Marga Silvestre
Marga Silvestre
No Se Puede Comprar La Lluvia (you can't buy rain)
Round Rock Arts Downtowner Gallery
Adornment Exhibition: Sept. 14 - Nov. 17, 2023
We are graced to reside on the deep, fertile soils of the Blackland Prairie. Once a 10 million-acre sea of grass that teemed with life, it absorbed and filtered the rain, sending it into the cool dark of the Edwards Aquifer. Today, only 1% of that prairie still exists, its diverse wildlife dwindling down into the few pockets left by ever-growing urban sprawl. Without the open grasslands, the once seemingly endless supply of fresh drinking water from the aquifer is also now under threat. Round Rock’s insatiable thirst has expanded from the first well at the corner of Mays and Main in 1896, to pulling water from as far away as Lake Travis. The summer’s unrelenting heat only deepens that thirst. 2023 has broken the record for both the hottest July as well as the longest continuous stretch of 100-degree days in over 125 years of recordkeeping. No one knows when the heat will break or when the next rains will come. This work represents that anxious uncertainty.
mixed media: hand-dyed fabric using a folded shibori technique, papier-mâché mask and dried plant material.
Round Rock Arts Downtowner Gallery
Pandemic Perspectives: September 15-November 20, 2021
The pandemic forced us to call into question all of the systems that we thought were in place to protect us. Government leadership, the medical system, even science itself seemed to have failed us utterly leaving us to bounce around the internet and social media trying to figure out how we could protect ourselves and our families. Apotropaic symbols, images designed to function as talismans to ward off evil, sickness or just plain bad luck, have been part of human history in every culture going back to the paleolithic. This triptych takes inspiration from the Pennsylvania Dutch hex sign, using it as a base form upon which a multitude of other symbols of protection have been interwoven. Each of the three hexes invokes protection against a different contemporary calamity: plague, earthquakes and storms.
Round Rock Arts Downtowner Gallery
Building Beauty: March 9-May 5, 2023
Part of a larger series, titled Watershed Citizen, which considers new urban designs and cultural responses to climate change. This concept sketch imagines a cityscape safe from rising seas and coastal storms, utilizing biomimicry to generate energy through the wave motion of its lovely leaves, and built to be an integrated part of the existing natural ecosystem rather than replacing it.

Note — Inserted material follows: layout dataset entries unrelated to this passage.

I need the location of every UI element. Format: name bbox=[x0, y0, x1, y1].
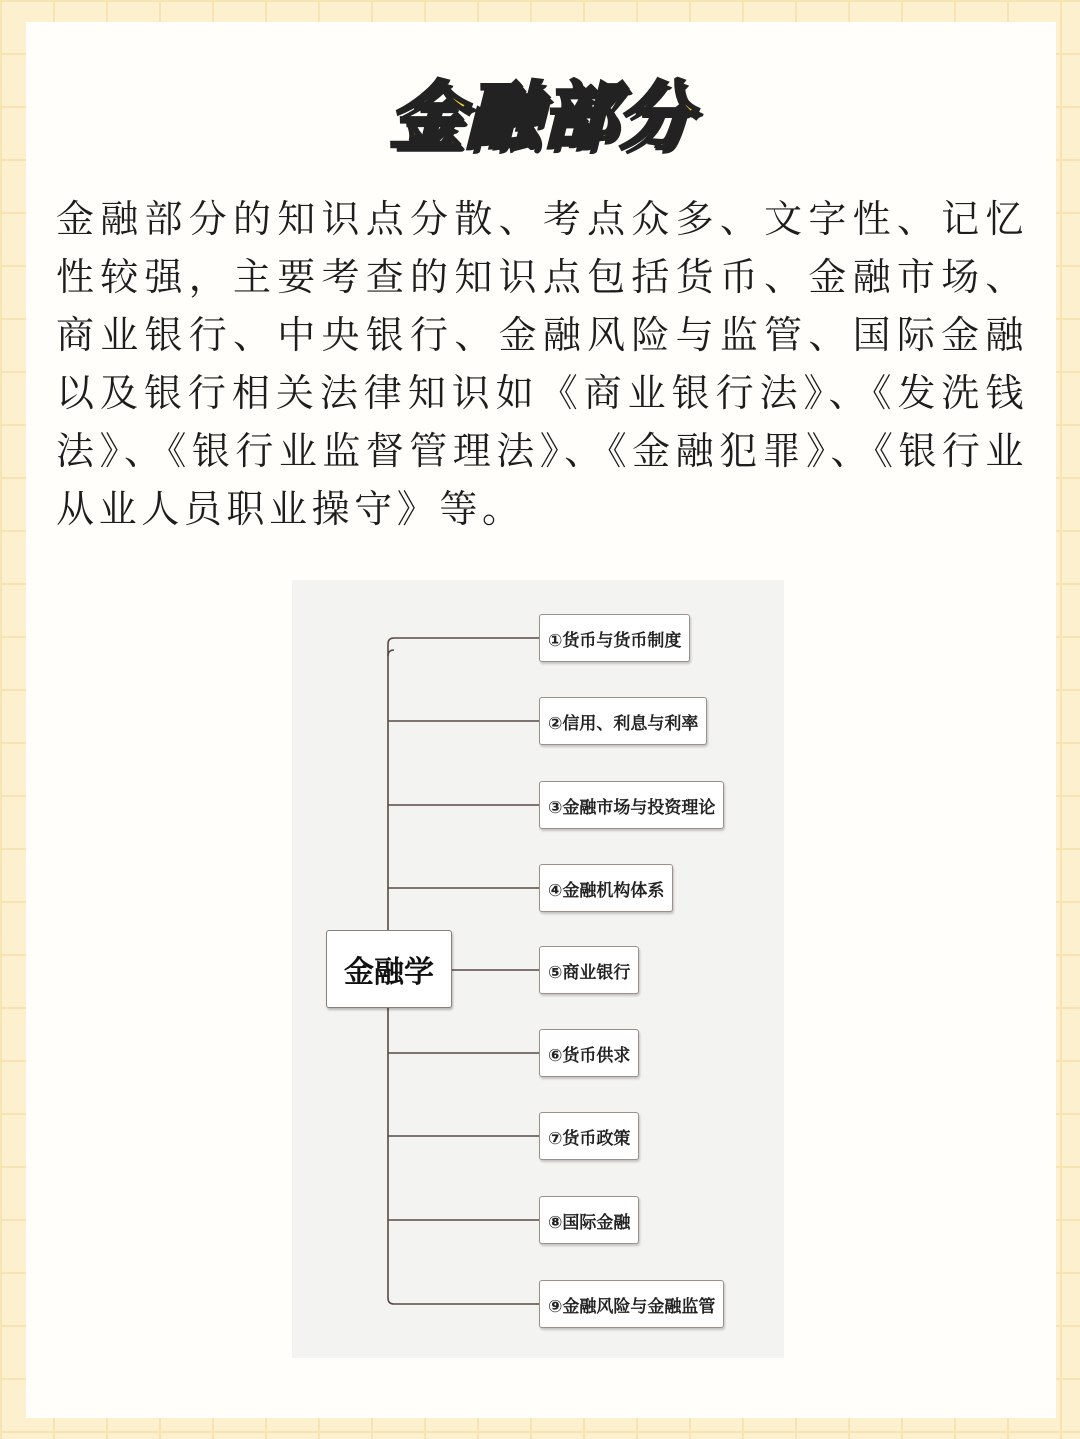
mindmap-branch-3: ③金融市场与投资理论 bbox=[539, 781, 724, 829]
page-title: 金融部分 bbox=[389, 74, 693, 160]
mindmap-image bbox=[292, 580, 784, 1358]
mindmap-root-node: 金融学 bbox=[326, 930, 452, 1008]
mindmap-branch-2: ②信用、利息与利率 bbox=[539, 697, 707, 745]
intro-paragraph: 金融部分的知识点分散、考点众多、文字性、记忆性较强，主要考查的知识点包括货币、金融市场、商业银行、中央银行、金融风险与监管、国际金融以及银行相关法律知识如《商业银行法》、《发洗钱法》、《银行业监督管理法》、《金融犯罪》、《银行业从业人员职业操守》等。 bbox=[56, 197, 1028, 531]
content-card bbox=[26, 22, 1056, 1418]
mindmap-branch-1: ①货币与货币制度 bbox=[539, 614, 690, 662]
mindmap-branch-4: ④金融机构体系 bbox=[539, 864, 673, 912]
mindmap-branch-8: ⑧国际金融 bbox=[539, 1196, 639, 1244]
mindmap-branch-7: ⑦货币政策 bbox=[539, 1112, 639, 1160]
mindmap-branch-6: ⑥货币供求 bbox=[539, 1029, 639, 1077]
mindmap-branch-5: ⑤商业银行 bbox=[539, 946, 639, 994]
mindmap-branch-9: ⑨金融风险与金融监管 bbox=[539, 1280, 724, 1328]
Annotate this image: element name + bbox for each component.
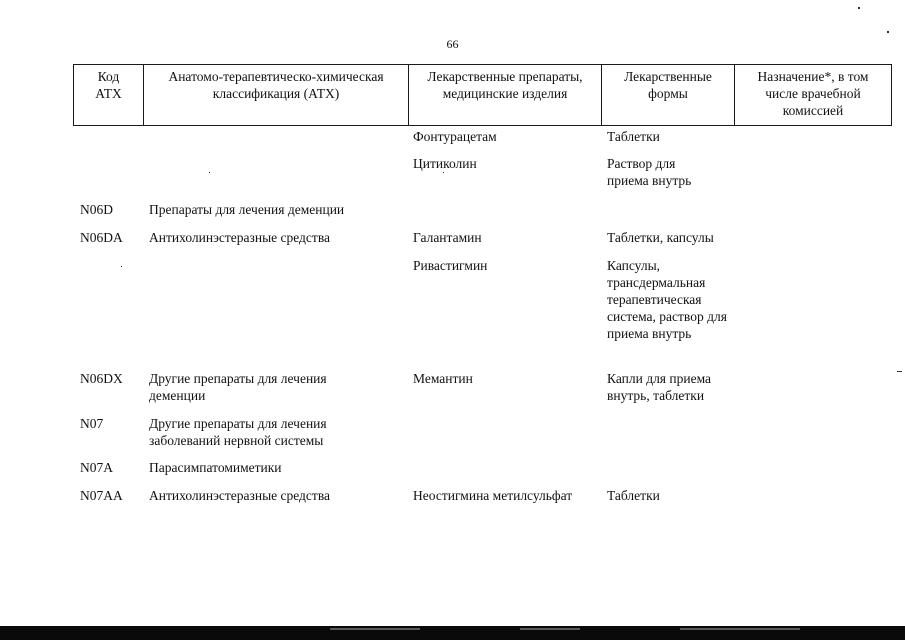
scan-speck: [887, 31, 889, 33]
atc-classification: Антихолинэстеразные средства: [149, 230, 331, 245]
atc-classification: Препараты для лечения деменции: [149, 202, 345, 217]
header-classification-line: классификация (АТХ): [212, 86, 340, 101]
page-number: 66: [446, 37, 459, 51]
table-header: [73, 64, 892, 126]
header-code: [74, 65, 144, 125]
scan-speck: [209, 172, 210, 173]
drug-name: Мемантин: [413, 371, 473, 386]
scan-edge-bar: [0, 626, 905, 640]
atc-code: N07AA: [80, 488, 123, 503]
atc-code: N06D: [80, 202, 113, 217]
header-purpose-line: Назначение*, в том: [757, 69, 869, 84]
scan-noise: [680, 628, 800, 630]
scan-speck: [121, 266, 122, 267]
header-code-line: Код: [97, 69, 120, 84]
header-purpose-line: числе врачебной: [765, 86, 861, 101]
header-classification-line: Анатомо-терапевтическо-химическая: [168, 69, 384, 84]
atc-classification: Другие препараты для лечения заболеваний нервной системы: [149, 416, 327, 448]
dosage-form: Таблетки, капсулы: [607, 230, 714, 245]
atc-code: N07: [80, 416, 104, 431]
drug-name: Цитиколин: [413, 156, 477, 171]
dosage-form: Капли для приема внутрь, таблетки: [607, 371, 712, 403]
header-forms: [602, 65, 735, 125]
drug-name: Галантамин: [413, 230, 482, 245]
scan-speck: [443, 172, 444, 173]
header-drugs: [409, 65, 602, 125]
atc-code: N06DA: [80, 230, 123, 245]
header-forms-line: Лекарственные: [624, 69, 712, 84]
dosage-form: Таблетки: [607, 129, 660, 144]
drug-name: Ривастигмин: [413, 258, 488, 273]
drug-name: Неостигмина метилсульфат: [413, 488, 573, 503]
header-purpose: [735, 65, 891, 125]
header-drugs-line: медицинские изделия: [442, 86, 568, 101]
atc-classification: Другие препараты для лечения деменции: [149, 371, 327, 403]
scan-speck: [858, 7, 860, 9]
drug-name: Фонтурацетам: [413, 129, 497, 144]
header-classification: [144, 65, 409, 125]
dosage-form: Таблетки: [607, 488, 660, 503]
header-forms-line: формы: [648, 86, 688, 101]
atc-classification: Антихолинэстеразные средства: [149, 488, 331, 503]
atc-classification: Парасимпатомиметики: [149, 460, 282, 475]
header-drugs-line: Лекарственные препараты,: [427, 69, 583, 84]
atc-code: N07A: [80, 460, 113, 475]
header-code-line: АТХ: [95, 86, 122, 101]
header-purpose-line: комиссией: [782, 103, 844, 118]
scan-noise: [330, 628, 420, 630]
scan-speck: [897, 371, 902, 372]
dosage-form: Капсулы, трансдермальная терапевтическая система, раствор для приема внутрь: [607, 258, 727, 341]
atc-code: N06DX: [80, 371, 123, 386]
dosage-form: Раствор для приема внутрь: [607, 156, 692, 188]
scan-noise: [520, 628, 580, 630]
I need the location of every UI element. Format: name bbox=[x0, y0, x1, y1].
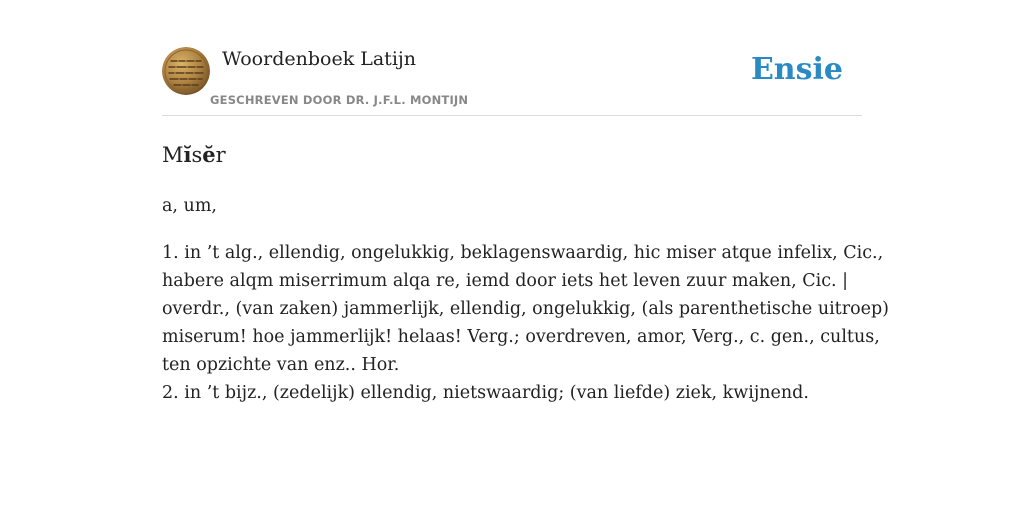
definition-line: 2. in ’t bijz., (zedelijk) ellendig, nietswaardig; (van liefde) ziek, kwijnend. bbox=[162, 383, 809, 403]
book-header bbox=[162, 47, 862, 116]
book-title[interactable]: Woordenboek Latijn bbox=[222, 48, 417, 70]
definition-line: habere alqm miserrimum alqa re, iemd door iets het leven zuur maken, Cic. | bbox=[162, 271, 849, 291]
ensie-logo[interactable]: Ensie bbox=[750, 52, 843, 87]
definition-line: 1. in ’t alg., ellendig, ongelukkig, beklagenswaardig, hic miser atque infelix, Cic., bbox=[162, 243, 884, 263]
title-part: s bbox=[191, 143, 203, 167]
title-part: M bbox=[162, 143, 184, 167]
entry-title bbox=[162, 141, 862, 169]
definition-line: ten opzichte van enz.. Hor. bbox=[162, 355, 400, 375]
title-part: ĭ bbox=[183, 142, 192, 167]
entry-definition bbox=[162, 239, 890, 407]
title-part: r bbox=[215, 143, 226, 167]
title-part: ĕ bbox=[202, 142, 216, 167]
page bbox=[162, 0, 890, 407]
definition-line: overdr., (van zaken) jammerlijk, ellendig, ongelukkig, (als parenthetische uitroep) bbox=[162, 299, 890, 319]
entry-grammar: a, um, bbox=[162, 196, 217, 216]
definition-line: miserum! hoe jammerlijk! helaas! Verg.; overdreven, amor, Verg., c. gen., cultus, bbox=[162, 327, 880, 347]
coin-inscription-icon[interactable] bbox=[162, 47, 210, 95]
author-byline: GESCHREVEN DOOR DR. J.F.L. MONTIJN bbox=[210, 93, 469, 107]
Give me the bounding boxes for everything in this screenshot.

Round Rock Downtowner Gallery
Plastic Exhibition: May 11-July 7, 2023
Carried along by currents, much of our plastic trash has ended up in five massive, swirling vortexes out in the open ocean, the North and South Atlantic Gyres, the North and South Pacific Gyres, and the Indian Ocean Gyre. In fact, it is estimated that by 2050, there will be more plastic in the sea by weight than fish! The gyres have grown so large they could almost be continents, populated with their own peoples and cultures. These three icons, created from beach plastic rescued over a number of years, invite us to imagine a world where 'disposable' plastics have taken on a life independent of their original creators.
Round Rock Downtowner Gallery
Plastic Exhibition: May 11-July 7, 2023
Round Rock Downtowner Gallery
Art of Thy Selfie: March 16-May 13, 2022
Round Rock Downtowner Gallery
2nd Impression Exhibition: January 12-March 11, 2022
1st Place Award
Selected works from solo exhibition: Myths & Tails
Galeria Guatibiri, Rio Piedras Puerto Rico
My textile design work incorporates ideas intended to provoke conversations about how we can reprioritize, redesign and refashion the way we live to ensure an ecologically sustainable future. I use upcycled and durable, low impact fabrics and non-toxic print and dye methods. All my work is hand-printed, dyed and sewn personally.